High-end computing is very exciting, but it does not require the millions of engineers that the embedded computing world needs now. It is therefore a great career choice from a job security point of view.

However, my advice to any young colleague would be to do research and innovation in embedded space in such a way that it can be useful in real and future products. We are in a world where innovation will produce industry, jobs, and further innovation. Robotics is part of embedded computing, and robotic replacement of workers in factories, warehouses, driving, and many other fields is coming—but that does not mean that there will be no jobs.

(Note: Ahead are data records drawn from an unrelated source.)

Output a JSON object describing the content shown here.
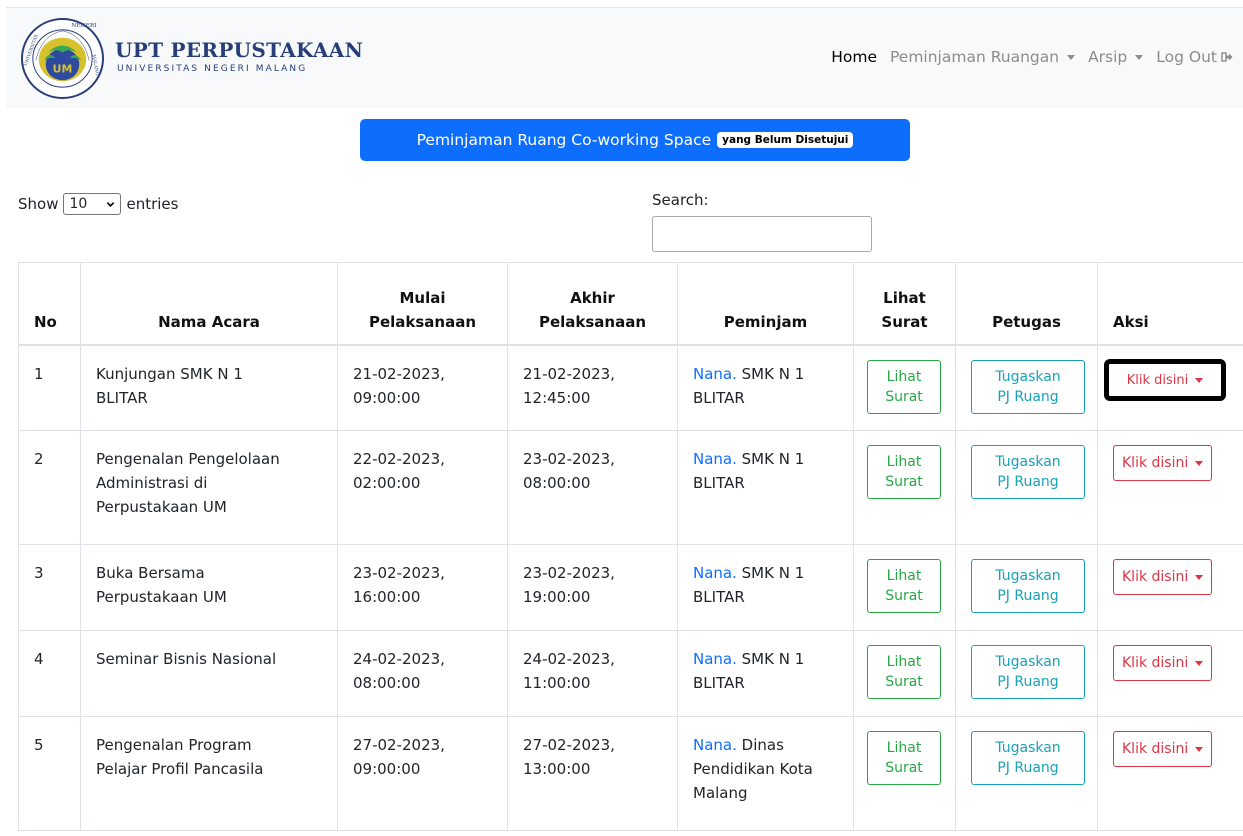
{
  "brand": {
    "title": "UPT PERPUSTAKAAN",
    "subtitle": "UNIVERSITAS NEGERI MALANG",
    "seal_text": "NEGERI",
    "seal_text2": "UNIVERSITAS",
    "seal_text3": "MALANG",
    "seal_mark": "UM"
  },
  "nav": {
    "home": "Home",
    "peminjaman": "Peminjaman Ruangan",
    "arsip": "Arsip",
    "logout": "Log Out"
  },
  "page_title": {
    "main": "Peminjaman Ruang Co-working Space",
    "badge": "yang Belum Disetujui"
  },
  "length_menu": {
    "prefix": "Show",
    "value": "10",
    "suffix": "entries"
  },
  "search": {
    "label": "Search:",
    "value": ""
  },
  "table": {
    "headers": {
      "no": "No",
      "nama": "Nama Acara",
      "mulai_1": "Mulai",
      "mulai_2": "Pelaksanaan",
      "akhir_1": "Akhir",
      "akhir_2": "Pelaksanaan",
      "peminjam": "Peminjam",
      "lihat_1": "Lihat",
      "lihat_2": "Surat",
      "petugas": "Petugas",
      "aksi": "Aksi"
    },
    "rows": [
      {
        "no": "1",
        "nama_lines": [
          "Kunjungan SMK N 1",
          "BLITAR"
        ],
        "mulai_lines": [
          "21-02-2023,",
          "09:00:00"
        ],
        "akhir_lines": [
          "21-02-2023,",
          "12:45:00"
        ],
        "peminjam_name": "Nana.",
        "peminjam_lines": [
          " SMK N 1",
          "BLITAR"
        ]
      },
      {
        "no": "2",
        "nama_lines": [
          "Pengenalan Pengelolaan",
          "Administrasi di",
          "Perpustakaan UM"
        ],
        "mulai_lines": [
          "22-02-2023,",
          "02:00:00"
        ],
        "akhir_lines": [
          "23-02-2023,",
          "08:00:00"
        ],
        "peminjam_name": "Nana.",
        "peminjam_lines": [
          " SMK N 1",
          "BLITAR"
        ]
      },
      {
        "no": "3",
        "nama_lines": [
          "Buka Bersama",
          "Perpustakaan UM"
        ],
        "mulai_lines": [
          "23-02-2023,",
          "16:00:00"
        ],
        "akhir_lines": [
          "23-02-2023,",
          "19:00:00"
        ],
        "peminjam_name": "Nana.",
        "peminjam_lines": [
          " SMK N 1",
          "BLITAR"
        ]
      },
      {
        "no": "4",
        "nama_lines": [
          "Seminar Bisnis Nasional"
        ],
        "mulai_lines": [
          "24-02-2023,",
          "08:00:00"
        ],
        "akhir_lines": [
          "24-02-2023,",
          "11:00:00"
        ],
        "peminjam_name": "Nana.",
        "peminjam_lines": [
          " SMK N 1",
          "BLITAR"
        ]
      },
      {
        "no": "5",
        "nama_lines": [
          "Pengenalan Program",
          "Pelajar Profil Pancasila"
        ],
        "mulai_lines": [
          "27-02-2023,",
          "09:00:00"
        ],
        "akhir_lines": [
          "27-02-2023,",
          "13:00:00"
        ],
        "peminjam_name": "Nana.",
        "peminjam_lines": [
          " Dinas",
          "Pendidikan Kota",
          "Malang"
        ]
      }
    ],
    "buttons": {
      "lihat_1": "Lihat",
      "lihat_2": "Surat",
      "tugaskan_1": "Tugaskan",
      "tugaskan_2": "PJ Ruang",
      "klik": "Klik disini"
    }
  },
  "colors": {
    "primary": "#0d6efd",
    "success": "#28a745",
    "info": "#17a2b8",
    "danger": "#dc3545",
    "brand_navy": "#283e7a"
  }
}
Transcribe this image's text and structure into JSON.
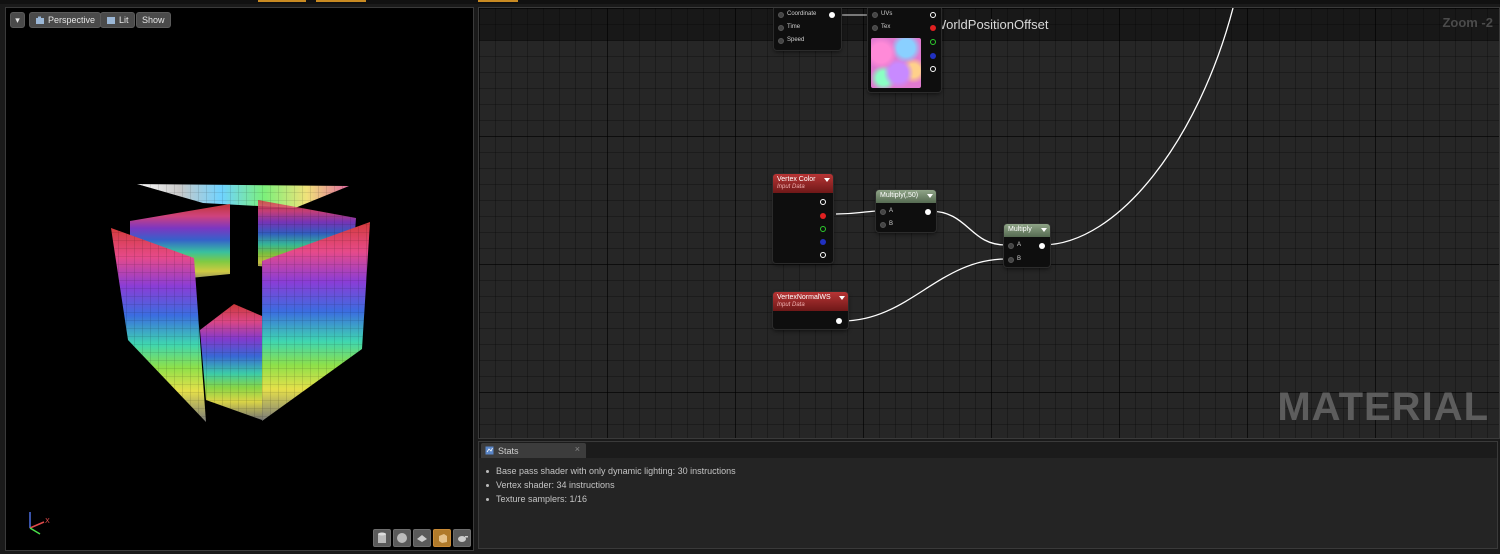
{
  "viewport": {
    "menu_label": "▾",
    "perspective_label": "Perspective",
    "lit_label": "Lit",
    "show_label": "Show",
    "tools": [
      "cylinder-icon",
      "sphere-icon",
      "plane-icon",
      "cube-icon",
      "teapot-icon"
    ]
  },
  "graph": {
    "title": "M_WorldPositionOffset",
    "zoom": "Zoom -2",
    "watermark": "MATERIAL",
    "nodes": {
      "panner": {
        "pins": [
          "Coordinate",
          "Time",
          "Speed"
        ]
      },
      "texture": {
        "pins": [
          "UVs",
          "Tex"
        ]
      },
      "vertex_color": {
        "title": "Vertex Color",
        "subtitle": "Input Data"
      },
      "multiply_50": {
        "title": "Multiply(,50)",
        "pins": [
          "A",
          "B"
        ]
      },
      "multiply": {
        "title": "Multiply",
        "pins": [
          "A",
          "B"
        ]
      },
      "vertex_normal": {
        "title": "VertexNormalWS",
        "subtitle": "Input Data"
      }
    }
  },
  "stats": {
    "tab_label": "Stats",
    "close_label": "×",
    "lines": [
      "Base pass shader with only dynamic lighting: 30 instructions",
      "Vertex shader: 34 instructions",
      "Texture samplers: 1/16"
    ]
  },
  "colors": {
    "accent_orange": "#c98a22",
    "node_red": "#b83535",
    "node_green": "#8fa487"
  }
}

The job of innovation will be here, and thus my young colleagues with their fresh minds should get more focused on innovating solutions to real-world problems. To those who are hung up on solving “fundamental problems,” my advice would be: solve real-world problems and you will face many fundamental problems. Just because a problem is abstract does not make it a fundamental problem. A problem is fundamental only when it appears over and over again in solving many real-world problems. So I would tell them not to confuse the fundamental with the abstract. This would of course require a change in our publication-only culture in academia. We must create an environment in which innovation gets primacy, and publication is only a vehicle to disseminate innovation. Thus publication is important to record and disseminate, but the goal should not be to get another publication but to have a publication as a byproduct of innovation.

Sandeep K. Shukla is a Professor in the Department of Computer Science and Engineering at the Indian Institute of Technology (IIT), Kanpur. He is the Editor-in-Chief of ACM Transactions on Embedded Computer Systems (TECS), and an ACM Distinguished Scientist. His specializations include cybersecurity of critical infrastructures, formal methods, formal verification, model-driven engineering and software synthesis.

Shukla’s numerous honors include receiving the Ramanujan Fellowship from the Science and Engineering Research Board, Government of India, and the Presidential Early Career Award for Scientists and Engineers from the US White House. He is working with his colleagues at IIT to develop a research center on cybersecurity for critical infrastructures.